After you created your social bar, you want to make some changes in your page meta, so that when a visitor shares your page with facebook you can control the title, description and thumb url properties that facebook uses when a page is shared. Facebook requires that you add three (at least) meta tags to define these properties for your page. You can read about it in detail here but the four basic meta are:
<meta property="og:title" content="CodingStill blog" /> <meta property="og:description" content="CodingStill is an awesome blog!" /> <meta property="og:image" content="http://www.codingstill.com/fb_share.jpg" /> <meta property="og:url" content="http://www.codingstill.com/" />
One thing that you need to know is that facebook has some restriction about the image dimensions. The thumbnail’s width AND height must be at least 50 pixels, and cannot exceed 130×110 pixels. The ratio of both height divided by width and width divided by height (w/h, h/w) cannot exceed 3.0. These restrictions aren’t applied every time but it is good to follow them.

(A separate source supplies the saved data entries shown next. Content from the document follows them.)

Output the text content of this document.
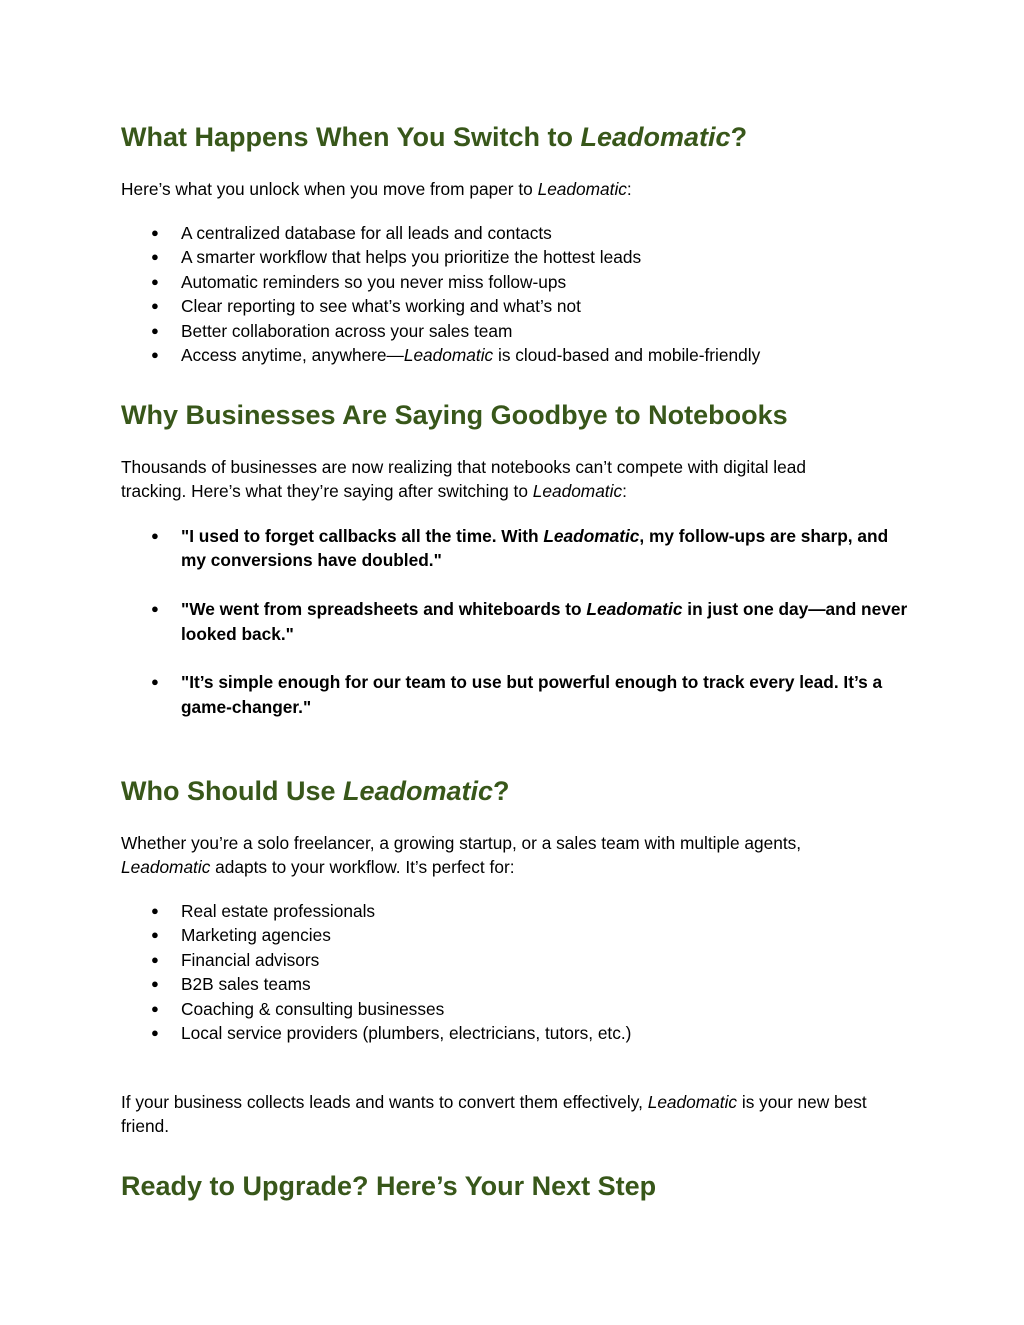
What Happens When You Switch to Leadomatic?

Here’s what you unlock when you move from paper to Leadomatic:

● A centralized database for all leads and contacts
● A smarter workflow that helps you prioritize the hottest leads
● Automatic reminders so you never miss follow-ups
● Clear reporting to see what’s working and what’s not
● Better collaboration across your sales team
● Access anytime, anywhere—Leadomatic is cloud-based and mobile-friendly
Why Businesses Are Saying Goodbye to Notebooks

Thousands of businesses are now realizing that notebooks can’t compete with digital lead tracking. Here’s what they’re saying after switching to Leadomatic:

● "I used to forget callbacks all the time. With Leadomatic, my follow-ups are sharp, and my conversions have doubled."
● "We went from spreadsheets and whiteboards to Leadomatic in just one day—and never looked back."
● "It’s simple enough for our team to use but powerful enough to track every lead. It’s a game-changer."
Who Should Use Leadomatic?

Whether you’re a solo freelancer, a growing startup, or a sales team with multiple agents, Leadomatic adapts to your workflow. It’s perfect for:

● Real estate professionals
● Marketing agencies
● Financial advisors
● B2B sales teams
● Coaching & consulting businesses
● Local service providers (plumbers, electricians, tutors, etc.)

If your business collects leads and wants to convert them effectively, Leadomatic is your new best friend.

Ready to Upgrade? Here’s Your Next Step
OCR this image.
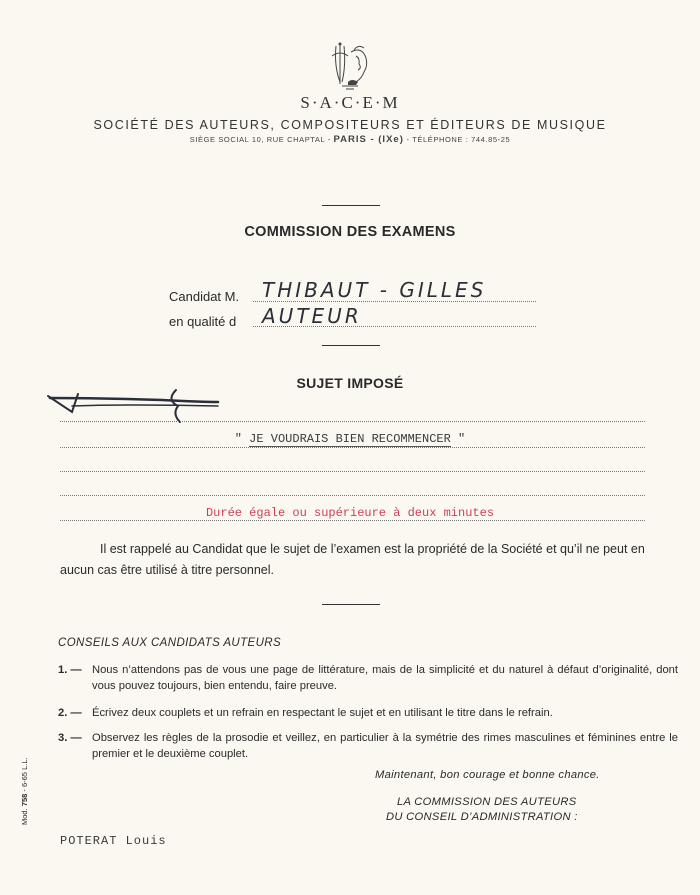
S·A·C·E·M
SOCIÉTÉ DES AUTEURS, COMPOSITEURS ET ÉDITEURS DE MUSIQUE
SIÈGE SOCIAL 10, RUE CHAPTAL - PARIS - (IXe) - TÉLÉPHONE : 744.85-25
COMMISSION DES EXAMENS
Candidat M. THIBAUT - GILLES
en qualité d AUTEUR
SUJET IMPOSÉ
" JE VOUDRAIS BIEN RECOMMENCER "
Durée égale ou supérieure à deux minutes
Il est rappelé au Candidat que le sujet de l’examen est la propriété de la Société et qu’il ne peut en aucun cas être utilisé à titre personnel.
CONSEILS AUX CANDIDATS AUTEURS
1. — Nous n’attendons pas de vous une page de littérature, mais de la simplicité et du naturel à défaut d’originalité, dont vous pouvez toujours, bien entendu, faire preuve.
2. — Écrivez deux couplets et un refrain en respectant le sujet et en utilisant le titre dans le refrain.
3. — Observez les règles de la prosodie et veillez, en particulier à la symétrie des rimes masculines et féminines entre le premier et le deuxième couplet.
Maintenant, bon courage et bonne chance.
LA COMMISSION DES AUTEURS
DU CONSEIL D’ADMINISTRATION :
Mod. 758 - 6-65 L.L.
POTERAT Louis
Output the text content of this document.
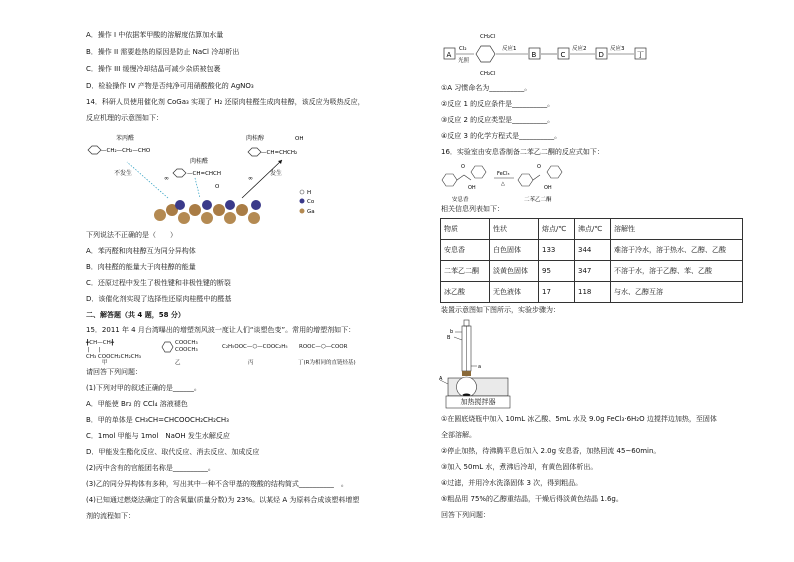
A．操作 I 中依据苯甲酸的溶解度估算加水量
B．操作 II 需要趁热的原因是防止 NaCl 冷却析出
C．操作 III 缓慢冷却结晶可减少杂质被包裹
D．检验操作 IV 产物是否纯净可用硝酸酸化的 AgNO₃
14．科研人员使用催化剂 CoGa₃ 实现了 H₂ 还原肉桂醛生成肉桂醇，该反应为吸热反应，
反应机理的示意图如下：
苯丙醛
—CH₂—CH₂—CHO
不发生
∞
肉桂醛
—CH=CHCH
O
肉桂醇	OH
—CH=CHCH₂
发生
∞
H
Co
Ga
下列说法不正确的是（　　）
A．苯丙醛和肉桂醇互为同分异构体
B．肉桂醛的能量大于肉桂醇的能量
C．还原过程中发生了极性键和非极性键的断裂
D．该催化剂实现了选择性还原肉桂醛中的醛基
二、解答题（共 4 题，58 分）
15．2011 年 4 月台湾曝出的增塑剂风波一度让人们“谈塑色变”。常用的增塑剂如下：
╋CH—CH╋
|     |
CH₃ COOCH₂CH₂CH₃
COOCH₃
COOCH₃	C₂H₅OOC—⬡—COOC₂H₅ ROOC—⬡—COOR
甲	乙	丙	丁(R为相同的直链烃基)
请回答下列问题：
(1)下列对甲的叙述正确的是______。
A．甲能使 Br₂ 的 CCl₄ 溶液褪色
B．甲的单体是 CH₃CH=CHCOOCH₂CH₂CH₃
C．1mol 甲能与 1mol　NaOH 发生水解反应
D．甲能发生酯化反应、取代反应、消去反应、加成反应
(2)丙中含有的官能团名称是__________。
(3)乙的同分异构体有多种，写出其中一种不含甲基的羧酸的结构简式__________　。
(4)已知通过燃烧法确定丁的含氧量(质量分数)为 23%。以某烃 A 为原料合成该塑料增塑
剂的流程如下：
A
Cl₂
光照
CH₂Cl
CH₂Cl
反应1
B	C
反应2
D
反应3
丁
①A 习惯命名为__________。
②反应 1 的反应条件是__________。
③反应 2 的反应类型是__________。
④反应 3 的化学方程式是__________。
16．实验室由安息香制备二苯乙二酮的反应式如下：
O
OH
FeCl₃
△
O
OH
安息香	二苯乙二酮
相关信息列表如下：
物质	性状	熔点/℃	沸点/℃	溶解性
安息香	白色固体	133	344	难溶于冷水，溶于热水、乙醇、乙酸
二苯乙二酮	淡黄色固体	95	347	不溶于水，溶于乙醇、苯、乙酸
冰乙酸	无色液体	17	118	与水、乙醇互溶
装置示意图如下图所示，实验步骤为：
b
a
B
A
加热搅拌器
①在圆底烧瓶中加入 10mL 冰乙酸、5mL 水及 9.0g FeCl₃·6H₂O 边搅拌边加热，至固体
全部溶解。
②停止加热，待沸腾平息后加入 2.0g 安息香，加热回流 45~60min。
③加入 50mL 水，煮沸后冷却，有黄色固体析出。
④过滤，并用冷水洗涤固体 3 次，得到粗品。
⑤粗品用 75%的乙醇重结晶，干燥后得淡黄色结晶 1.6g。
回答下列问题：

One important thing to keep in mind is that the sharing service of facebook has a caching mechanism so if you’re trying to debug your site with these meta properties you probably view your cached version of your page. To avoid caching you can use the URL Linter, a page where you can test your page and see its properties with no caching applied here. Your page will remain cached for a few days (maybe a week). If you really want to reset the cache you have to change the URL of your page. But this action might not be good since the original URL is already been shared, liked, etc.
Other sharing services use the more common meta, such as meta description and meta keys. If you put in these tags an id and a runat=”server” attribute you get System.Web.UI.HtmlControls.HtmlMeta objects and can control them in code behind and set the content property via code. But there is a catch here, if the string value you set in the content property has the new line character or (worse) the ” character, asp.net will not handle these characters differently but will just put then in your markup and ruin it. So, you have to take care of that by your self and handle (a.k.a. remove) those characters.